Though without the backing of a “Duchess”-like studio subsidiary, a
wealth of other films crowded the iW BOT’s top slots with less-
dramatic but certainly promising numbers. Redwood Palms release of
“Battle in Seattle” opened on 8 screens and found a decent $46,903
gross. Stuart Townsend’s fictionalized account of the 1999 riots to
stop a World Trade Organization meeting in Seattle averaged $5,863,
from a $9,718 high at New York’s Angelika Film Center to a $2,188 low
at Minneapolis’ Uptown Theatre. “Seattle” will battle the box office
at 11 additional theaters this upcoming weekend, including in Chicago,
Boston and Detroit.

“Seattle” ranked behind two iW BOT underdogs. Maya Releasing’s “August
Evening,” which opened to a disappointing $3,296 at New York’s Village
East Cinema two weekends ago, managed $11,033 from its debut weekend
at San Antonio’s Santikos Bijou Theatre. Directed by Texas native
Chris Eska, “Evening” won the John Cassavetes Award at the 2007 Gotham
Awards, and now has a cumulative gross of $15,576. It opens in Los
Angeles this Friday.
Just behind “Evening” was the surprising second weekend of Kate
Churchill’s yoga documentary, “Enlighten Up!,” which grossed an
impressive $8,598 in its sole run at the Kendall Square Cinema in
Cambridge, Massachusetts. That takes “Enlighten”‘s total up to $20,397
after two weekends.
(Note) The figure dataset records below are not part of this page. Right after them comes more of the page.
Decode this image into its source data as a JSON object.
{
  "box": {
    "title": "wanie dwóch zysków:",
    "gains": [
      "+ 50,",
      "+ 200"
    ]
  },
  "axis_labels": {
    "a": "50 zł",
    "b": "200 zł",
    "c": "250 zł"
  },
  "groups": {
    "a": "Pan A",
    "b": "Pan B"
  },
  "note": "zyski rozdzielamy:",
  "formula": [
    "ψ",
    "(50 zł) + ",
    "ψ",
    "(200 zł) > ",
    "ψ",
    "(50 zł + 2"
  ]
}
And while one must consider that the screenings
did include actual free yoga classes led before select screenings,
there is still something to be said for such grassroots marketing.

Finally, in what might be one of the year’s biggest – and most
expected – specialty disasters, Empire Film Group opened long-shelved
2007 Sundance entry “Hounddog,” best known for its Dakota Fanning rape
scene, on 11 screens. It averaged $1,249.